Он кивнул без энтузиазма.
— Забудь ты эту историю, — продолжал я. — Теперь уж ничего не поправишь. Расскажи лучше, что вы собираетесь делать. Ты, во всяком случае, что собираешься?
Он смотрел на меня, чуть морщась, возможно, оттого, что спина болела, потом встал и сказал, что я оторвал его от работы и ему хотелось бы продолжить, пока он не потерял нить. Я ответил, что прекрасно его понимаю. Он ушел на веранду, недоумевая, как это ему удалось так легко от меня отделаться.
*
В считанные дни мои мать и дочь покрылись с ног до головы золотистым загаром. Одно удовольствие было на них смотреть, готовить им еду, болтать с ними о том о сем. Когда мы отправлялись на какую‑нибудь вечеринку, нас моментально окружали кавалеры и уже не отходили ни на шаг, таскали нам напитки, даже если мы были в глубине сада.
Иногда мать брала меня под руку, и тогда старые знакомые — порой те самые, с которыми мы общались в городе, — в очередной раз демонстративно изумлялись, что я до сих пор не нашел себе пару, а потом принимались расточать комплименты моей очаровательной дочери и моей матери, которой так и хочется поцеловать пальчики.
— Знаешь, о чем я думаю, — сказал я ей однажды вечером, когда мы возвращались домой при лунном свете.

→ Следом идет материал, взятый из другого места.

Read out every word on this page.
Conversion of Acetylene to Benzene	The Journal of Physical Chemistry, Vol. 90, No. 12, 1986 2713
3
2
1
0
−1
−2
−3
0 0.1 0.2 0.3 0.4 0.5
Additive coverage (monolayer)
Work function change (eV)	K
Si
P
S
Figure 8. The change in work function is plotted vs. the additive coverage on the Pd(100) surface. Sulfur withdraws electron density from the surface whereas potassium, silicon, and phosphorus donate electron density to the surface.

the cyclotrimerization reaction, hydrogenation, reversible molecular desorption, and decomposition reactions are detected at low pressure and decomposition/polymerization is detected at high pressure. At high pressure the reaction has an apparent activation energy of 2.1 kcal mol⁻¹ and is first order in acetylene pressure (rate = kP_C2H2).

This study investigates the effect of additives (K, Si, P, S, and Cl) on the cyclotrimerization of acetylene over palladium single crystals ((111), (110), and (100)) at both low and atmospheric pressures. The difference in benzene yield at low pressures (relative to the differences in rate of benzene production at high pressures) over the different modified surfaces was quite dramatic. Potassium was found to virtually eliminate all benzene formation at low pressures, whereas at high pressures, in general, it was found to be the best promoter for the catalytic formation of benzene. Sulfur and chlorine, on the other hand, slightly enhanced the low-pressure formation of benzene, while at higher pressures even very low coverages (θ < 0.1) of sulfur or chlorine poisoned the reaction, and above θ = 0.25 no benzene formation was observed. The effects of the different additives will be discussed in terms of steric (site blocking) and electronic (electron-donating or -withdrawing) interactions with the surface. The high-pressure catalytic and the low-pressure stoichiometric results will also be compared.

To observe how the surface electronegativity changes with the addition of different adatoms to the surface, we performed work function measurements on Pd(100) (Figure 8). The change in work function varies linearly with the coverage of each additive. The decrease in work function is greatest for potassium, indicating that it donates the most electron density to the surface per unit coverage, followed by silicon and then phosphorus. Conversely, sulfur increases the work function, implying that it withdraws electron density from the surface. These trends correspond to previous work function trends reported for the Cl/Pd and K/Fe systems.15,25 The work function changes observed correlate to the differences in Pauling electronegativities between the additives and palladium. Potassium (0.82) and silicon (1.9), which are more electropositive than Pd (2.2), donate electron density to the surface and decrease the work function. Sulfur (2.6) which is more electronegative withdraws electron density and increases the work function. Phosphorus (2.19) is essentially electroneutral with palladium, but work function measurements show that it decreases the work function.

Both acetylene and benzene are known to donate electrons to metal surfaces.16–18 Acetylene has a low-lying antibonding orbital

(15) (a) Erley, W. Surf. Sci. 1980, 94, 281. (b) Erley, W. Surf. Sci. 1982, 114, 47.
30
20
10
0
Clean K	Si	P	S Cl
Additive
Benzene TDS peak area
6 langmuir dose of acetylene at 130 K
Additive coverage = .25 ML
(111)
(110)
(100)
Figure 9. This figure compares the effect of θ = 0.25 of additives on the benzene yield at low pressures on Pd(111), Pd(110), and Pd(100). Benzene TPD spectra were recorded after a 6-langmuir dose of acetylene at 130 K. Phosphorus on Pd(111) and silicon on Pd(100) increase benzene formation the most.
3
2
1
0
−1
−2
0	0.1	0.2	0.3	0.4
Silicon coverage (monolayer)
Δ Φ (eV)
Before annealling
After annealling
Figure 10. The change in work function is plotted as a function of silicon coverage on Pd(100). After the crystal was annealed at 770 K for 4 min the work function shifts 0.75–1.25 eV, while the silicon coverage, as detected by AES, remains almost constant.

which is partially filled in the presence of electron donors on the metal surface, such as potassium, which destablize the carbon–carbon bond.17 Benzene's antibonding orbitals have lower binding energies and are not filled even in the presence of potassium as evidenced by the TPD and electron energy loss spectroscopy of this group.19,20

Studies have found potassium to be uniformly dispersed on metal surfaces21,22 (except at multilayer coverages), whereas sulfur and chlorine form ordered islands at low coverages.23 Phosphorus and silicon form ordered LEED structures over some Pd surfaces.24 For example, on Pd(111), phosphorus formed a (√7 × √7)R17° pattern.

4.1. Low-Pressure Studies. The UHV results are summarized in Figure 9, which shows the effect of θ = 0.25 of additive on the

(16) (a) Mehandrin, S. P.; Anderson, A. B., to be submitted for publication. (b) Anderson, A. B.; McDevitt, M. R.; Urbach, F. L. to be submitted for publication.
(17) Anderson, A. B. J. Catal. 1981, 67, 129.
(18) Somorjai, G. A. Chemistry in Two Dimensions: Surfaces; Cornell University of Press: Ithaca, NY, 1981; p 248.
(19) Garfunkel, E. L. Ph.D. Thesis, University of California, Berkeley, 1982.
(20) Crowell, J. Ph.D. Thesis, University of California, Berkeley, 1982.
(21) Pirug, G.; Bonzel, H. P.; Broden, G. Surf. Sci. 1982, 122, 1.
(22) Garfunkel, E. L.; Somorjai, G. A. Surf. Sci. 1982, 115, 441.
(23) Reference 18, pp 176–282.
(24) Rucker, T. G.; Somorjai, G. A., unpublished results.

Мы выпили несколько коктейлей, и она шла босиком по воде, неся босоножки в руках, а я — по берегу. Я остановился.
— Знаешь, о чем я думаю? А почему бы нам снова не жить вместе, как мы жили когда‑то?
Она пристально посмотрела на меня, опустила глаза и покачала головой.
— Подумай, — продолжал я. — Мы оба живем в одиночестве. Можно сказать, занимаем лишнее пространство. Ведь ты могла бы поселиться в комнате Лили.
Мать снова пошла по воде, все сильнее качая головой.
— Да в чем же дело? — забеспокоился я, ускоряя шаг, чтобы догнать ее.
Тогда она подошла ко мне и крепко меня обняла. В одно мгновение моя рубашка стала мокрой от слез.
— Прости меня, мой мальчик, — повторяла она сквозь рыдания. — Прости, мой дорогой. Я не хотела. Я не хотела, чтобы было так.
Простить? За что? Разве я на что‑нибудь жаловался?
На выходные мы ждали отца Дмитрия, как вдруг перед домом остановился автомобиль с откидным верхом, и оттуда вылезла Ольга. Она бросилась к нам, широко раскрыв объятия. На голове у нее красовался тюрбан, на носу — огромные солнечные очки.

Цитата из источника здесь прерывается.